Chapter 2 is an in-depth comparative genomics analysis aimed at cataloging the diversity of iac-harboring genomes in the bacterial tree of life. I identified iac gene clusters in 4% (4,620 out of 115,091) of the bacterial RefSeq genomes within the Genome Taxonomy Database (GTDB). These genomes belonged to Alphaproteobacteria, Gammaproteobacteria, and Actinobacteria. I also screened metagenomes in the IMG database, which revealed the presence of iac genes clusters in a diverse array of environments including not only plants, but also soils/sediments, surface water, humans, and animals. By analyzing the distribution and prevalence of iac gene clusters across iv the bacterial tree of life along with non-metric multidimensional scaling analysis of IacD protein sequences, I deduced patterns that suggest both vertical inheritance and horizontal transfer of iac genes. Certain functions, such as the catabolism of catechol, benzoic acid, phenylacetic acid, and malonic acid were found to be enriched in genomes with iac gene clusters, hinting at co-selection of these functions with the iac-encoded conversion of IAA into catechol.

Chapter 3 builds on findings from Chapter 2 and further explores the evolutionary origins of the iac genes by using a large and diverse subset of 94 iac-harboring genomes identified in Chapter 2. By applying a pangenomics approach to the iac gene neighborhoods in these genomes, I was able to identify a core set of iac genes (iacA, iacB, iacC, iacD, iacE, and iacI). A concatenated phylogeny of the proteins encoded by these core genes revealed four distinct clades of iac genes that corresponded well with the iac gene cluster synteny in members from these clades. I also compared individual iac proteins with their broader protein families, revealing possible shared ancestors between iac- and iad-encoded proteins, IacA and an ethionamide sulfoxygenating enzyme (Rv3094c) from Mycobacterium tuberculosis, as well as IacH and the indole-3-acetamide hydrolase (AMI1) proteins in plants. I also used structural phylogenetics to discover that the IacB protein belongs to the Dimeric alpha-beta barrel (Dabb) protein superfamily. Furthermore, using ancestral state reconstruction in conjunction with the creation of time trees, I was able to infer that the iac gene cluster most likely diverged from its closest ancestral relative around the time that plants moved to the land.

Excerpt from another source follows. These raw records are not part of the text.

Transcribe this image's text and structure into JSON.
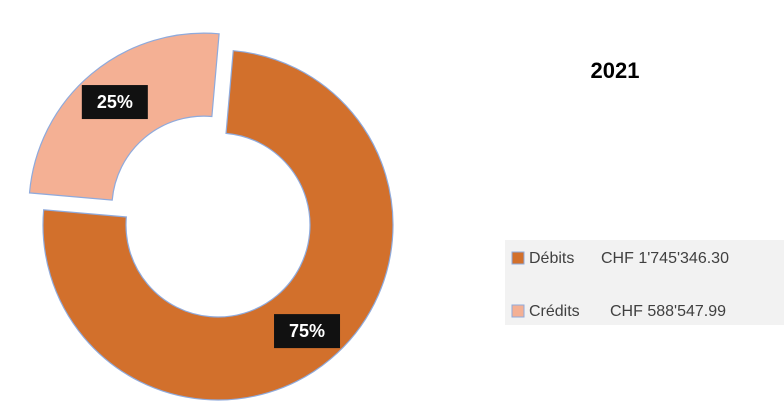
{
  "chart_data": {
    "type": "donut",
    "title": "2021",
    "categories": [
      "Débits",
      "Crédits"
    ],
    "amounts": [
      "CHF 1'745'346.30",
      "CHF 588'547.99"
    ],
    "values": [
      75,
      25
    ],
    "value_labels": [
      "75%",
      "25%"
    ],
    "colors": [
      "#d2702c",
      "#f4b094"
    ],
    "legend": "right"
  }
}
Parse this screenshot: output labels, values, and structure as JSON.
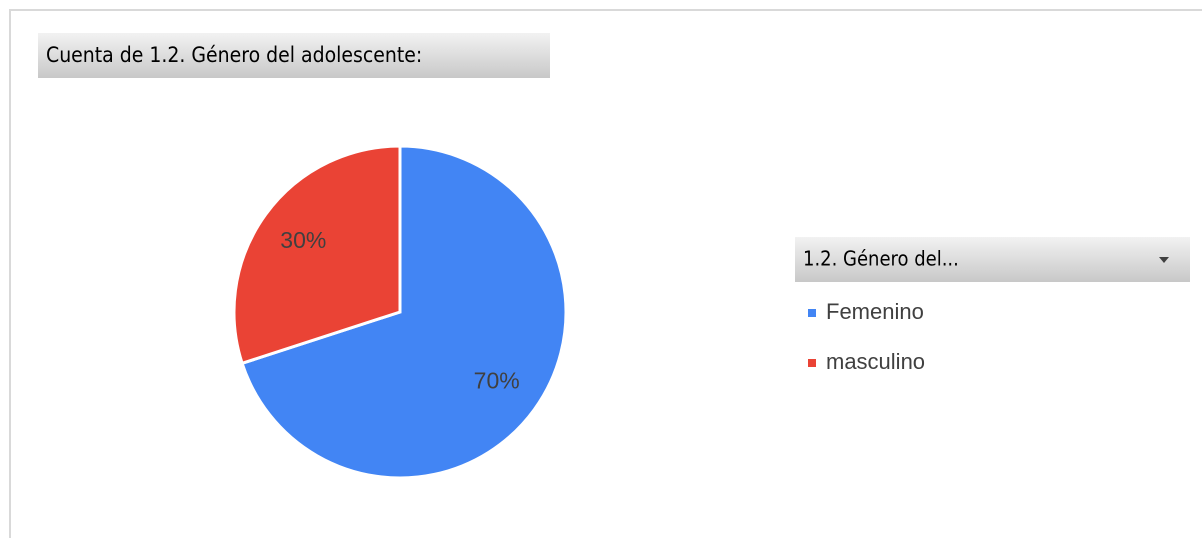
{
  "chart_data": {
    "type": "pie",
    "title": "Cuenta de 1.2. Género del adolescente:",
    "legend_title": "1.2. Género del...",
    "categories": [
      "Femenino",
      "masculino"
    ],
    "values": [
      70,
      30
    ],
    "value_labels": [
      "70%",
      "30%"
    ],
    "colors": [
      "#4285f4",
      "#ea4335"
    ]
  }
}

Chapter 4 uncovers the genome of P. putida 1290, which was the first bacterium for which the genetic underpinnings of IAA catabolism were discovered. Most notably, the iac gene neighborhood of P. putida 1290 exists as part of a genomic island, alongside many other genes that enable the catabolism of plant-derived compounds including methylamine, phenylacetaldehyde, and opines. I initially predicted that a gene encoding a methyl-accepting chemotaxis protein (MCP) located directly upstream of the iac cluster might be responsible for the previously observed chemotaxis of P. putida 1290 towards IAA. However, recent research from another lab proposed a different gene (deemed pcpI) for this function. An addendum to Chapter 4 details my bioinformatic analysis of the MCPs (including PcpI) encoded by P. putida 1290.

Chapter 5 delves into a potential application of our biological understanding of the iac gene v cluster in pathogenic Acinetobacter species. I explore the use of the IAA-analog 5-chloroindoleacetic acid (5-Cl-IAA), in combination with IAA, to act as an antibiotic against Acinetobacter lactucae NRRL B-41902. I show that growth inhibition by 5-Cl-IAA is conditional on iac gene expression, dose-dependent, and bacteriostatic, not bactericidal. This foundational research paves the way for further studies and potential treatments, which may help in combating hospital-acquired infections caused by iac-harboring bacteria such as A. baumannii.

Finally, Chapter 6 presents a Python package based on scripts originally used in Chapter 2 to identify the iac gene cluster in bacterial genomes from the RefSeq database. An example workflow is presented which outlines the use of this software to identify the phenylacetic acid (paa) gene cluster in Pseudomonas putida genomes. Using known proteins encoded by a particular gene cluster of interest, one can screen the vast array of bacterial genomes in the RefSeq database, setting the stage for performing downstream comparative and phylogenetic analyses as I have done in Chapters 2 and 3.